Unexpected shared memory bank conflict.

I observed shared memory bank conflict in the following case:

Using 128-bit shared load on an RTX GPU.
Byte offset = tid % 4 * 16

That is:
tid, byte offset
0, 0
1, 16
2, 32
3, 48
4, 0
5, 16
6, 32
7, 48

I assume that there is no bank conflict in this case because data at location 0 will be broadcasted to thread 0, 4, 8, 12, 16, 20, 24, 28.
But profiling result shows that there are 4 requests generated for each LDS.U.128 instruction. (I expect 2 requests.)

How should I explain this?

Thanks!

On CC 7.0 - 7.5 devices shared memory loads with uniform addresses can increase bandwidth if the following is true:

  • Thread pairs (Tn and Tn^1) have the same addresses for all active threads (i.e. T0==T1, T2==T3, T4==T5, T6==T7, etc.), or
  • Thread pairs (Tn and Tn^2) have the same addresses for all active threads (i.e. T0==T2, T1==T3, T4==T6, T5==T7, etc.)
  • (Note these encompass the case where all active threads have the same address)

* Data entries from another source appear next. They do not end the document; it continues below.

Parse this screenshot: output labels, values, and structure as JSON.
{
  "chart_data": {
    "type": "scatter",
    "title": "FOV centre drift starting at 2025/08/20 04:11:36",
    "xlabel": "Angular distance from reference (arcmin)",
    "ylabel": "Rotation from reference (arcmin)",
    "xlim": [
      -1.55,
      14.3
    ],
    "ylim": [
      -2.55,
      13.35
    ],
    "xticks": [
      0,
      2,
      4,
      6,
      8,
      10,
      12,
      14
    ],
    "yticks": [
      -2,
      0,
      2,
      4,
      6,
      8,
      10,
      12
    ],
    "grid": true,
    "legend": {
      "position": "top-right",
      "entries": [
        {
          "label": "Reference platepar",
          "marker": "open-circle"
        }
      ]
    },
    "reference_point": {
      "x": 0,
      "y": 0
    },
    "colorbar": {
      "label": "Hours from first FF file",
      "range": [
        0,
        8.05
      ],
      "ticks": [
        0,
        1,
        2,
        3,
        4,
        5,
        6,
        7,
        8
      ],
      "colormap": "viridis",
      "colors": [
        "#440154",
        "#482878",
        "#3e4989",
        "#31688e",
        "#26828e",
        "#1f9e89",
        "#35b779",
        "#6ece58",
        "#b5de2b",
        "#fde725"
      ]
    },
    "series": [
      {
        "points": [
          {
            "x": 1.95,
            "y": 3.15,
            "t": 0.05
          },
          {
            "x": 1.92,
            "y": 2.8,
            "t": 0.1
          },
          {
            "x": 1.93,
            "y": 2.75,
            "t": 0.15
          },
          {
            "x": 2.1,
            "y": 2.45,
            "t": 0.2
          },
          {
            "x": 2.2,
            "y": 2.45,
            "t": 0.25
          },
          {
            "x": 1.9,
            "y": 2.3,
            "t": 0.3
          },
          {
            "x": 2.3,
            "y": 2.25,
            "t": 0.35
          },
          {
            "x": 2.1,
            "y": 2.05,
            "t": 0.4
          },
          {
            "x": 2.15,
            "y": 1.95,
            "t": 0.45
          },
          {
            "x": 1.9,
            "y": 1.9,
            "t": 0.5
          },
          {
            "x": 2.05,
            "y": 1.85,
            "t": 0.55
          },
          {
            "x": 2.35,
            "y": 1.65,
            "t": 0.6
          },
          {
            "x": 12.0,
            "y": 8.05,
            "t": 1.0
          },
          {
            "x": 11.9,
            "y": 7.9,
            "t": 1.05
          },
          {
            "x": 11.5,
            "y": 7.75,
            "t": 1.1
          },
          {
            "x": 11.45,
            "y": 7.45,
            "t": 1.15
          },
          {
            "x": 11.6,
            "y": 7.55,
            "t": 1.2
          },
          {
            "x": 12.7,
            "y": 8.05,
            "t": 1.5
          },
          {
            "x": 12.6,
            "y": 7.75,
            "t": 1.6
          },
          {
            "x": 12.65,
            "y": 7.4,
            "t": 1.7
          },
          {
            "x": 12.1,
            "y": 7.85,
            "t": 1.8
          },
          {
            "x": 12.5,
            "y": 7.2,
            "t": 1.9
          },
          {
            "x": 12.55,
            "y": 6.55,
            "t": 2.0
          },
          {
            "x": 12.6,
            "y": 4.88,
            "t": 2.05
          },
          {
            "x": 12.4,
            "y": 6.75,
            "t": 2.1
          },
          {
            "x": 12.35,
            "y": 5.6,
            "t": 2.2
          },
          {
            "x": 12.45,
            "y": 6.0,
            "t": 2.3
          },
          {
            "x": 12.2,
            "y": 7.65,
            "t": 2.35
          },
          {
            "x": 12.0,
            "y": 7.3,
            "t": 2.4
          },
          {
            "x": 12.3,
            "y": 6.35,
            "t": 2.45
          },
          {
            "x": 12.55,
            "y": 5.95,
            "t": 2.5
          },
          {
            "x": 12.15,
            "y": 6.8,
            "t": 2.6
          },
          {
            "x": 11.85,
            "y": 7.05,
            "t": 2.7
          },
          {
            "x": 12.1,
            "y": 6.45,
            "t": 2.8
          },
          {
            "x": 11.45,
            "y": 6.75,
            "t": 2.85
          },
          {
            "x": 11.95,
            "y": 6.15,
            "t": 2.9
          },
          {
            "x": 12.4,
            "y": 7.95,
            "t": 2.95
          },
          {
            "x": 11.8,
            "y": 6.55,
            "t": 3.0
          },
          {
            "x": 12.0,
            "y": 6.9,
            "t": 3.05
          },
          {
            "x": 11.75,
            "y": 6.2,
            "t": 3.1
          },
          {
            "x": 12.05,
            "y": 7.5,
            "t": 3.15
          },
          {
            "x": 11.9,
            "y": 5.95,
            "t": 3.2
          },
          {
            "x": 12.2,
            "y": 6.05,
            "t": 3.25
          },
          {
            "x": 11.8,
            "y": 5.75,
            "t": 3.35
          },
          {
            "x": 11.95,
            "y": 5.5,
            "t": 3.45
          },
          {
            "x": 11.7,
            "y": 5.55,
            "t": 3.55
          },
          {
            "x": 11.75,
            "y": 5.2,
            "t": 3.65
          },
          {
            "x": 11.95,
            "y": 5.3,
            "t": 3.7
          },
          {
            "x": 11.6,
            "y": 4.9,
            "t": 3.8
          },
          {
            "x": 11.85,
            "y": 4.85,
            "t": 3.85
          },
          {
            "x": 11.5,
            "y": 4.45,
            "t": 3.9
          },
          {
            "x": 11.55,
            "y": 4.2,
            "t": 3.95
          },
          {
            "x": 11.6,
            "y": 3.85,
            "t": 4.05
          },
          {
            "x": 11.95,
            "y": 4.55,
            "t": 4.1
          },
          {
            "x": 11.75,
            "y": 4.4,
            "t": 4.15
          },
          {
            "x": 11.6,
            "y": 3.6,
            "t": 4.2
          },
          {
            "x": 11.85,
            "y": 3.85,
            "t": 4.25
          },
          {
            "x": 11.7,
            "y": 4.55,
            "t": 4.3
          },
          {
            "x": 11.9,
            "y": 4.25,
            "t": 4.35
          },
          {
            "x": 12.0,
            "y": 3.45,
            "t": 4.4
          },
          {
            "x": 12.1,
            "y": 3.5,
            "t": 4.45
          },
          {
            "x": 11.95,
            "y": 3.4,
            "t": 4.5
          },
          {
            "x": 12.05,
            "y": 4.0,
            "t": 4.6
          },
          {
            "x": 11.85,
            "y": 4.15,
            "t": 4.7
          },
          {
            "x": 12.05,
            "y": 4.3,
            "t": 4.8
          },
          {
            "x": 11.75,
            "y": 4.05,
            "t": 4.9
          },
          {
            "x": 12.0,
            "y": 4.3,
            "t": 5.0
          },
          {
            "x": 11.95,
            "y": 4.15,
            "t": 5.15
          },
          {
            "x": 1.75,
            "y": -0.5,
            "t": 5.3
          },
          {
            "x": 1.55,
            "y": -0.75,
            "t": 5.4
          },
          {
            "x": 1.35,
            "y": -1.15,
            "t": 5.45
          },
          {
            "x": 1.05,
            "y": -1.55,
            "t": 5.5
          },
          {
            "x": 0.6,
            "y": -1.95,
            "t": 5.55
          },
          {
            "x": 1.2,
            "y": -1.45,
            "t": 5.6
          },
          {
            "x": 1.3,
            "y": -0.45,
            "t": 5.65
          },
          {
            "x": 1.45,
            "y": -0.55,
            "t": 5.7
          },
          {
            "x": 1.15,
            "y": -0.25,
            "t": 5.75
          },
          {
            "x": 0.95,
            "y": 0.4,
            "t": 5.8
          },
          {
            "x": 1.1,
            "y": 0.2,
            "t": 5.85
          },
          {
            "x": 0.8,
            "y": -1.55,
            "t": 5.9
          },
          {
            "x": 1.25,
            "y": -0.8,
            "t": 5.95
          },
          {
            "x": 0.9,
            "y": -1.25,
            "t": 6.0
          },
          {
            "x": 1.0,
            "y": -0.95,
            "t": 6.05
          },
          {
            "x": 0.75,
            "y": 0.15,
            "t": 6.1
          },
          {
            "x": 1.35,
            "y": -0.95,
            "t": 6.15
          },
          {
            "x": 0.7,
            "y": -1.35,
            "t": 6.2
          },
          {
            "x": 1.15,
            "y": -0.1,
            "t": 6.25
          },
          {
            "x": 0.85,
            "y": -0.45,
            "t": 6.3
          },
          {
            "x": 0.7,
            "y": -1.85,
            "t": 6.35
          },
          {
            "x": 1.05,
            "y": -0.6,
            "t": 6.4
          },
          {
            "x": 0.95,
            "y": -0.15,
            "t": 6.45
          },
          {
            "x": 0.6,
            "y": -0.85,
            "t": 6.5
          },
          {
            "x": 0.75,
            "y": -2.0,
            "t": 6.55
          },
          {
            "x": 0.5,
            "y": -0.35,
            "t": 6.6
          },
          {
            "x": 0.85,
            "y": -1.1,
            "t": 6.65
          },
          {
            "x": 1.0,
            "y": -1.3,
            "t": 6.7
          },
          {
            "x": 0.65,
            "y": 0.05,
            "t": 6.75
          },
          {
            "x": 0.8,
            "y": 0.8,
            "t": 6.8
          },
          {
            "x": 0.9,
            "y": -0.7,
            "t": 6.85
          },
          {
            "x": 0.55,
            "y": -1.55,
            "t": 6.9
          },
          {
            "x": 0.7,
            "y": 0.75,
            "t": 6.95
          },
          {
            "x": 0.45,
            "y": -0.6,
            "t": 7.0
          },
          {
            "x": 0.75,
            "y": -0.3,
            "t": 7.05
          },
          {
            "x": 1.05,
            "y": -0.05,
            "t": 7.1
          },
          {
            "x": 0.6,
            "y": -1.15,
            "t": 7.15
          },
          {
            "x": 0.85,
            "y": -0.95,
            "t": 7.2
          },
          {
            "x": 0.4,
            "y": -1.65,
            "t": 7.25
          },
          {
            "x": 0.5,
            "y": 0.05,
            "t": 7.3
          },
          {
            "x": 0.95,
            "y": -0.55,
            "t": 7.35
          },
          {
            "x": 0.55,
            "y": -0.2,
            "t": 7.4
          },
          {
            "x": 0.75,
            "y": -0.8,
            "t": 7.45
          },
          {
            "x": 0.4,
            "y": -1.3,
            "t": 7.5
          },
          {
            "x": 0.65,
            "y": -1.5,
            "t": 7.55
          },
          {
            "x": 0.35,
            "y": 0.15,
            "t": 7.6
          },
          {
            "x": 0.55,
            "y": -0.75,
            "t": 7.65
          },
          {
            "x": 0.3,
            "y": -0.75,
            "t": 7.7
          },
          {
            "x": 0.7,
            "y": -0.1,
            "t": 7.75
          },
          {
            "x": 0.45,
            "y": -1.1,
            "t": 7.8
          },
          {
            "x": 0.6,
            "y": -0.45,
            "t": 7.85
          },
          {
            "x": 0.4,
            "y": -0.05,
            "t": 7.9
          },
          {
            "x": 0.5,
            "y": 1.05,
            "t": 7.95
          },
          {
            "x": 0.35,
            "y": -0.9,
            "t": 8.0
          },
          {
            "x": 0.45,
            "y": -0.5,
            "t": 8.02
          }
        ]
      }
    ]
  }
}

The return bandwidth of L1 and shared memory is 128 bytes/cycle == 1 register/cycle. The uniform access can achieve 2x the performance by packing the return registers. In the case above the rules are not met so LDS.128 requires 4 requests per instruction as it returns 4 registers. If the guidelines are met the requests/instruction should reduce from 4 to 2.

I have changed the access pattern according to the “thread pairing” rule. The bank conflict now disappears. Thank you!